A further concern also arose regarding the suitability of using the pre-operative LPM for post-operative simulations. Our multi-scale simulation indicated that the use of the estimated pre-operative impedances coupled with the real post-operative anatomy would lead to slightly higher left pulmonary flow (52.3% of caval flow). This was largely expected, considering the pre-operative data (almost equal left and right pulmonary resistances with perfectly balanced flow) and the surgical connection of the IVC exhibiting an extracardiac tube markedly directed towards the LPA. In contrast, the measured in vivo flows showed a TCPC flow repartition clearly favourable to the RPA (56.7% of caval flow). In our opinion, the unexpected clinically observed behaviour (post-operative Q_RPA higher than Q_LPA) demonstrates that the pulmonary resistances in the patient under investigation changed when passing from the BCPA to the TCPC configurations. Although the left and right post-operative resistances could not be evaluated in the present study because post-operative measurements of pressures were not available, our results suggest that R_tot-r of the patient became lower than R_tot-l after the TCPC. During the month that elapsed between the surgery and the MR measurements, individual pulmonary resistances probably adapted to the new fluid dynamic configuration, though we cannot deduce whether R_tot-r had decreased or R_tot-l had increased.
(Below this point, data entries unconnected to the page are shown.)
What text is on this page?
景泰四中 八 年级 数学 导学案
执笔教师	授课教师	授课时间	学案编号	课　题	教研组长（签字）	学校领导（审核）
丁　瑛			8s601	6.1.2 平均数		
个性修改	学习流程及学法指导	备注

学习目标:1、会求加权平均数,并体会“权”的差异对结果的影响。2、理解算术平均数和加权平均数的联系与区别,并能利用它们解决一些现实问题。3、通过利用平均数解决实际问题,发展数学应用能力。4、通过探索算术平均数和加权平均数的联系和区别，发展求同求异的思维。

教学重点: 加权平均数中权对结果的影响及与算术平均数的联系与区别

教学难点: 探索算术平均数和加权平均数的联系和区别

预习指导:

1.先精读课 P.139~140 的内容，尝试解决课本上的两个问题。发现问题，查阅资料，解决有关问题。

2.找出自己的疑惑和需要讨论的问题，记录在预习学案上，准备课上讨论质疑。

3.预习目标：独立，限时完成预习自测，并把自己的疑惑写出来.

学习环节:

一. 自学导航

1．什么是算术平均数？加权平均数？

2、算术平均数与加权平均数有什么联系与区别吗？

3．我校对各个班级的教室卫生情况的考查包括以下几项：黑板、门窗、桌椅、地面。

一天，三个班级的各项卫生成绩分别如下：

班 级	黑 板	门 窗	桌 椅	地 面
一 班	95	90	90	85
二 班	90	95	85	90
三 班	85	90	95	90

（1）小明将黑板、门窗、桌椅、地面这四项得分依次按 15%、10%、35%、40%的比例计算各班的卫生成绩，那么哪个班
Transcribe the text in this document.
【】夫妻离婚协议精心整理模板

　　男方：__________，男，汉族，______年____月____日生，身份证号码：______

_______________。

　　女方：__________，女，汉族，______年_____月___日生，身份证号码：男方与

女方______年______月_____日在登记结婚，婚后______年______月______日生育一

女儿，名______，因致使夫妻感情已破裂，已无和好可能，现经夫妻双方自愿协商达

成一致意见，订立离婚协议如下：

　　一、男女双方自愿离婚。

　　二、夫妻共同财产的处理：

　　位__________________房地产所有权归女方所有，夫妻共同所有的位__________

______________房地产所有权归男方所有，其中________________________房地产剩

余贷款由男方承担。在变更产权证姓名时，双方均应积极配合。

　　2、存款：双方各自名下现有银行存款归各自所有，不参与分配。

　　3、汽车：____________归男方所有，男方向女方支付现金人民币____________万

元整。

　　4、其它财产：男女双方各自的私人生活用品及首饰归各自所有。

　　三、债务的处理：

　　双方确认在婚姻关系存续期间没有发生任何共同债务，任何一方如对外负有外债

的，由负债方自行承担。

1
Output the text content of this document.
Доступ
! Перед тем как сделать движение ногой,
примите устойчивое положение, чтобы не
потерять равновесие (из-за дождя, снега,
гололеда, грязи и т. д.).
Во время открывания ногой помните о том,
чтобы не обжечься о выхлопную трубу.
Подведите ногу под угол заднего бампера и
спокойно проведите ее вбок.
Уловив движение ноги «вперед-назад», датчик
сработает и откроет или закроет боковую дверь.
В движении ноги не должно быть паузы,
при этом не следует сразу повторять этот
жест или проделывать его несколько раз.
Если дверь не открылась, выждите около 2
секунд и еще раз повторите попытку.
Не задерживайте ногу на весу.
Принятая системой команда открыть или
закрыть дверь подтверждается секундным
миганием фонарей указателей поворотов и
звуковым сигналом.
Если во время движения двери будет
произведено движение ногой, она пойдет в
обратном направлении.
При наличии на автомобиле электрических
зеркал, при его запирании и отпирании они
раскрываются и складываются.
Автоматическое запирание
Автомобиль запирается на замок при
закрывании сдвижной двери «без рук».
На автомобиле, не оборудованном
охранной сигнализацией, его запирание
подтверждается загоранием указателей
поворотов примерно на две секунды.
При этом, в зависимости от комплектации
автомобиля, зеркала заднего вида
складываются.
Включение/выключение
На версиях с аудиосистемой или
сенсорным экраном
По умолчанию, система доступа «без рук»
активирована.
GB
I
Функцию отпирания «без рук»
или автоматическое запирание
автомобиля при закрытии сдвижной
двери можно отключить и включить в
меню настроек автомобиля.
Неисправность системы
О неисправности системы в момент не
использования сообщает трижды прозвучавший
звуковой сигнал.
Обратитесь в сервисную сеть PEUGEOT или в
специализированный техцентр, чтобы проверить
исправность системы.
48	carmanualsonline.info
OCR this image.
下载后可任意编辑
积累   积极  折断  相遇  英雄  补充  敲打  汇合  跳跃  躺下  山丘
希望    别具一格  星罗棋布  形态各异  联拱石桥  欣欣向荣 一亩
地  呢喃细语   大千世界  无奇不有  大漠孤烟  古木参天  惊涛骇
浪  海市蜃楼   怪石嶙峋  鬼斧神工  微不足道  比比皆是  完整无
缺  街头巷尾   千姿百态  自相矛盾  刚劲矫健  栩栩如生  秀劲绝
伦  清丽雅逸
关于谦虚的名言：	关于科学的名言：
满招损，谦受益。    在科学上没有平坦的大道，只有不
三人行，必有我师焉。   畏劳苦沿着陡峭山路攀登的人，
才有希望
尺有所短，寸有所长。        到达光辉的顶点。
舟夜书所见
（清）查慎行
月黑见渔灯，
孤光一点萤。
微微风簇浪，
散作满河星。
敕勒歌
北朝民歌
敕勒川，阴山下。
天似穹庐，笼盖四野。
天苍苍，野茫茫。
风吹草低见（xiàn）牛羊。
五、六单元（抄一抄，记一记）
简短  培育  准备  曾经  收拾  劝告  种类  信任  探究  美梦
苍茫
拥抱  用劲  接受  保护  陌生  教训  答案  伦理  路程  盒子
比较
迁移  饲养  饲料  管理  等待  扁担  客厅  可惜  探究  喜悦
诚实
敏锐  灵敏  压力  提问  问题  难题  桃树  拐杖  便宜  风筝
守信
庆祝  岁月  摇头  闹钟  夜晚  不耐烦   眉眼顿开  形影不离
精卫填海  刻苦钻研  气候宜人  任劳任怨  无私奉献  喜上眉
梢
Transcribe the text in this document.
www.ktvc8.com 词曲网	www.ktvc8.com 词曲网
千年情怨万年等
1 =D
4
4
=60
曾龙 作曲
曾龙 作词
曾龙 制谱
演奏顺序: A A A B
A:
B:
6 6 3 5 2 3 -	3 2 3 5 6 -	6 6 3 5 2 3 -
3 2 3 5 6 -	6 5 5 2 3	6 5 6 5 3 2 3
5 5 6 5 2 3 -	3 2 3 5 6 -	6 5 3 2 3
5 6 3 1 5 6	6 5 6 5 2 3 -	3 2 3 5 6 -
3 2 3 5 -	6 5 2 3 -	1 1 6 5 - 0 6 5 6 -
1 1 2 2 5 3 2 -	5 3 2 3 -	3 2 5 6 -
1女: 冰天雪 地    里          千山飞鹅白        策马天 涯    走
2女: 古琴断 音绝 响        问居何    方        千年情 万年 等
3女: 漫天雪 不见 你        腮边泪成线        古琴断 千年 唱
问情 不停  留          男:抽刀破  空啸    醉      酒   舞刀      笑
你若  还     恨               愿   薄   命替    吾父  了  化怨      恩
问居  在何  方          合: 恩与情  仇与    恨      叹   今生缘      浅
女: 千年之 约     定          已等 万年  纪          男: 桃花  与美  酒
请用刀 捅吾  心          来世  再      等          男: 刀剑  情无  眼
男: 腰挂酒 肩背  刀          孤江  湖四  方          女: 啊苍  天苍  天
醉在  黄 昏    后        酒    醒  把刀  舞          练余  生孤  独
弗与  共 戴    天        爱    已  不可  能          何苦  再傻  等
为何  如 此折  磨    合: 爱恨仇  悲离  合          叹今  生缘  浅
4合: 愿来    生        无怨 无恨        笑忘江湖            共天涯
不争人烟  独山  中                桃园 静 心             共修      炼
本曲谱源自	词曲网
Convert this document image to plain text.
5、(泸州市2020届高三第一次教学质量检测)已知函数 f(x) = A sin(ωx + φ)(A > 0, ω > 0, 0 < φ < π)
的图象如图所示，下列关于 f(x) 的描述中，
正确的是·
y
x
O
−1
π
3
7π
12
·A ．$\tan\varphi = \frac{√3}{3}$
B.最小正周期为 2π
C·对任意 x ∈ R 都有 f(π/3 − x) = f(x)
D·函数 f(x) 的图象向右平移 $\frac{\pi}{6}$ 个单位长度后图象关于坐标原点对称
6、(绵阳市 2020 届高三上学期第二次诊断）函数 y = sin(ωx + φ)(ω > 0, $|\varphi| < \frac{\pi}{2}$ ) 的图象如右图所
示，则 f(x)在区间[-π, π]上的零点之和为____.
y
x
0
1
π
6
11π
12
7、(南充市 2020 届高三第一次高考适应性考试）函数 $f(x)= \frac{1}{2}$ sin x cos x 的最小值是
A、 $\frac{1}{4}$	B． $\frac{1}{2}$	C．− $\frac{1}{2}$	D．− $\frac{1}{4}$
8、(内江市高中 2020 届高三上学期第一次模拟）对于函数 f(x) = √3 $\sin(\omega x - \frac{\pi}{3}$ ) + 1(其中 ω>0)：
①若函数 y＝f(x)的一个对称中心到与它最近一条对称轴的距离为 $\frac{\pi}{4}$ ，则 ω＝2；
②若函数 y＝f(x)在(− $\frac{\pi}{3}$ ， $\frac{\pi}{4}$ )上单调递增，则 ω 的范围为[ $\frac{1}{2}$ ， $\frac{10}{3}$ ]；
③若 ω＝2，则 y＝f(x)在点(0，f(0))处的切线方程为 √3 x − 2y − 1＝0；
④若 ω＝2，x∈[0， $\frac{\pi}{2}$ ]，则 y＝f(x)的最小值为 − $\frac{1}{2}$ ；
Looking at the streamlines obtained from the simulation with pre-operative pulmonary impedances (‘predicted’ in figure 8), it appears that only a small fraction of the IVC flow is directed towards the RPA. This situation, which is representative of the period immediately after the surgery, may have led to pulmonary arteriovenous malformations (AVMs) in the right lung, and thus to a decrease in the right lung resistance, as appears from the ‘MR-based’ simulation. However, AVM aetiology remains largely unanswered.

Along the same lines, a recent study [28] proved that pathological flow alters the balance of factors responsible for the pulmonary vascular tone. Indeed, it seems that both high and low shear stresses associated with a non-physiological pulmonary flow may favour prolonged vasoconstriction and enhanced vascular resistance, owing to a lower production of vasodilators and a higher expression of contractile proteins. Moreover, animal and clinical studies provide evidence of pulmonary vascular resistance modifications after Fontan repairs [29,30]. Local abnormal flows, as may occur in patients with surgical corrections of congenital heart diseases, might selectively cause mid/long-term adaptation processes in the different pulmonary branches, thus varying local and global pulmonary resistances. Hence, vascular adaptation mechanisms should be included in the multi-scale models for use in virtual surgery. In a very recent study [31], the short-term responses of the heart, coronary vascular beds and arterial system to physiological changes owing to light exercise have been investigated in a multi-domain closed-loop model of the cardiovascular system. Conversely, to the best of our knowledge, mid/long-term adaptation processes have not been taken into account in CFD patient-specific models for virtual surgical planning.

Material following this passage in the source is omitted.